O que leva gente de bem, geralmente inteligente e educada (mas nem sempre) a assumir, anos após ano, época após época, que há uma espécie de cabala montada contra o seu clube, apenas para levar o rival ao sucesso?
Existem várias razões que poderão justificar essas convicções, mas não estou tecnicamente habilitado para as dissecar. Questões de foro psicológico, emocional, social? Sim, se calhar. Isso ou o receio de que factos comprovadamente maus do passado possam repetir-se no presente.
Se tivesse que elencar alguns fatores para determinar essas causas, não fugiria muito destes:
• Parcialidade
Quando as pessoas estão demasiado próximas da sua equipa, quando são adeptos de verdade - daqueles que sofrem intensamente com as derrotas e vibram desmesuradamente com as vitórias - há uma tendência inconsciente para acharem que o árbitro está a ser injusto quando decide contra.
Não é a cabeça que manda, é o coração e essa proximidade, essa paixão exacerbada, impede-os de olhar para cada decisão de forma neutra e imparcial. As pessoas só veem o que conseguem ver e o que conseguem ver é quase sempre a perspetiva que lhes dá mais jeito.
• Emoção
O desporto, com o futebol à cabeça, é uma atividade emocionante. Excessivamente emocionante. Há pessoas que tendem a ficar profundamente frustradas quando o resultado não é o que esperavam.
Quando as decisões não vão no sentido que queriam. É muito fácil permitir que as emoções afetem o discernimento e influenciem a forma como percecionam o trabalho dos outros, em especial dos árbitros.

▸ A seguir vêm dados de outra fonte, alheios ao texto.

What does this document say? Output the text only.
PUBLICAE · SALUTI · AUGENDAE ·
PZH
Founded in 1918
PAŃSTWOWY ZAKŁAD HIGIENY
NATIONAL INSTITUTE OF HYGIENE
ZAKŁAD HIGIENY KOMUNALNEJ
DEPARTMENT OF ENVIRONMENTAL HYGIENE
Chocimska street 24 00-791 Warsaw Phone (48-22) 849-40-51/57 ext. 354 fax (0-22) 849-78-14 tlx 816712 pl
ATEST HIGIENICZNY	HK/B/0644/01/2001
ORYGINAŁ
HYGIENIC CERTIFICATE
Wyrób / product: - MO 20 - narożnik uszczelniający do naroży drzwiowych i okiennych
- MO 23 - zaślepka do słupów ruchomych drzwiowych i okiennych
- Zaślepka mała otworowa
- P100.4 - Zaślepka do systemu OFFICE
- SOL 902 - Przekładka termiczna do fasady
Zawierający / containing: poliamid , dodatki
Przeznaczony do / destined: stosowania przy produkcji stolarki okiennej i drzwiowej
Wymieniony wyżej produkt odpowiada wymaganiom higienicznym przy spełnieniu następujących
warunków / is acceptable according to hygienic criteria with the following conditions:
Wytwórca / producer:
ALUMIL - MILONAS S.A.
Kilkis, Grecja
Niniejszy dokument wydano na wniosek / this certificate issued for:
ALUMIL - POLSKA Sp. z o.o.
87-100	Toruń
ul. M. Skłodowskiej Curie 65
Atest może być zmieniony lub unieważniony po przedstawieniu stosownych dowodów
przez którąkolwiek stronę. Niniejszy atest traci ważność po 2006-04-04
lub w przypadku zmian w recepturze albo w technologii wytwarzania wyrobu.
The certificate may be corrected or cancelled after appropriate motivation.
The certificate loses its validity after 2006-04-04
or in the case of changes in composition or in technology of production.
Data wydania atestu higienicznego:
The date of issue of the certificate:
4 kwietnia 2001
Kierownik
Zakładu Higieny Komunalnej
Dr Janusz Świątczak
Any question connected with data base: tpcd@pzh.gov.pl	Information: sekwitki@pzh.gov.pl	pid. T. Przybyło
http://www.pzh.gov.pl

A maior prova disso é a incapacidade de reconhecerem (genuinamente) que são beneficiadas na mesma medida que são prejudicadas.
• Falta de conhecimento técnico
A maioria das pessoas (onde infelizmente se incluem alguns jornalistas, comentadores, jogadores, treinadores, dirigentes e adeptos) não domina totalmente as leis de jogo. Aliás, grande parte delas só sabe o essencial.
A falta de conhecimento técnico é muitas vezes o motivo pela qual discutem situações cuja resposta certa raramente conhecem. E é por causa disso que nem sempre compreendem e respeitam o papel dos árbitros.
O desconhecimento das regras é meio caminho andado para a projeção exacerbada do ruído e para o aumento da confusão, porque baseados na falsa presunção de que os árbitros erram sempre de propósito.
• Conspiração
Em alguns casos, há quem realmente se convença que há uma conspiração dos árbitros - provavelmente juntaram-se todos no início da época, num local secreto e remoto, para desenhar estratégia perversa - no sentido de beneficiar uma equipa em detrimento de outra.
Essa crença pode tomar proporções dantescas, originando insultos, ameaças, intrusão de privacidade e até agressões.
Quando alguém pensa que os outros querem prejudicá-los deliberadamente, são capazes de tudo para evitar que isso aconteça. Pode parecer exagero, mas não é. Em alguns casos, é literalmente assim. Infelizmente.
A verdade é que os árbitros erram porque a sua missão é difícil e porque nem todos são bons no que fazem. Tal como acontece com jogadores, treinadores e restantes atividades, há quem tenha mais capacidade e quem tenha menos. Há quem seja bom e quem não seja.
A ideia de que o erro é ostensivo é ofensiva para quem tem carreira feita, com anos de sacrifício pessoal e familiar ao serviço do seu trabalho.
A única coisa que os árbitros querem é fazer bem o seu trabalho, sem que ninguém os incomode após o apito final. O que desejam é sentir orgulho e esperar que aqueles que o rodeiam sintam-no também. O pior castigo de um árbitro é o "day after" de um jogo mau, porque ele será sempre a maior das vítimas.
A perversão criminosa de entrar em campo para deliberadamente fazer mal a uns ou a outros é tão horrível que não faz sentido nos dias que correm. Todos os árbitros corruptos já teriam sido "apanhados" e todos os desonestos também.